There are strict eligibility criteria for Singapore’s programmes which include bridging loans, trade financing support and working capital loans for small businesses. Companies must be physically based in Singapore and have at least 30% of equity owned by Singapore citizens or permanent residents.
Corporate tax payments due in April, May and June have been deferred until July, August and September respectively, while non-residential properties are eligible for a property tax rebate of between 30% and 100% for the 2020 calendar year, depending on their use.
Foreign worker levies have been waived for April and May, and companies paying this levy could be entitled to a rebate.
However, CFOs need to be aware that specific criteria for different parts of the support measures could have consequences for contractual obligations or parts of company operations.
The government of the United Arab Emirates has been less interventionist in its approach. Its low-tax economy means there are few opportunities to defer or waive taxes.
The Targeted Economic Support Scheme, introduced on 15 March, provides temporary relief from principal and interest payments for private sector companies.

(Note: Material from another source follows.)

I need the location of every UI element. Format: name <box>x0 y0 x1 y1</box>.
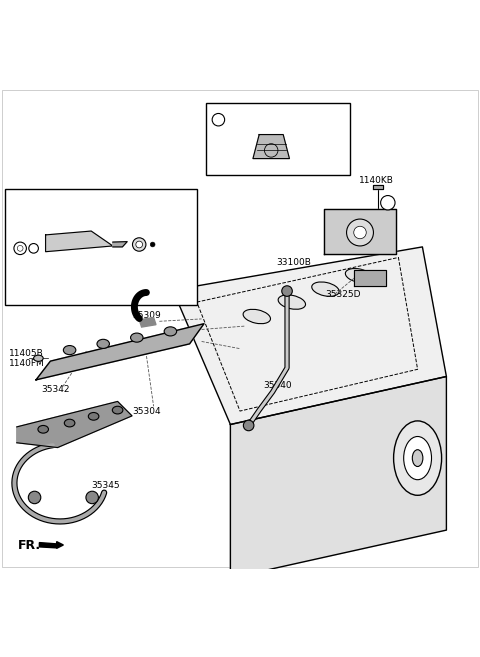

It includes a AED50bn ($14bn) fund for collateralised loans to banks to encourage them to lend more to corporate customers. A similar amount has been released through the relaxation of capital buffers for banks.
Examples of available relief measures include the granting of permission to renew commercial licences without mandatory renewal of lease contracts, and a three-month, 10% reduction on water and electricity bills for residential and commercial property.
The federal UAE government is also incentivising banks to moderate enforcement actions against smaller company borrowers, while due to its number of non-resident staff, labour laws have also been amended around redundancies, enabling employees to more easily get back into the job market.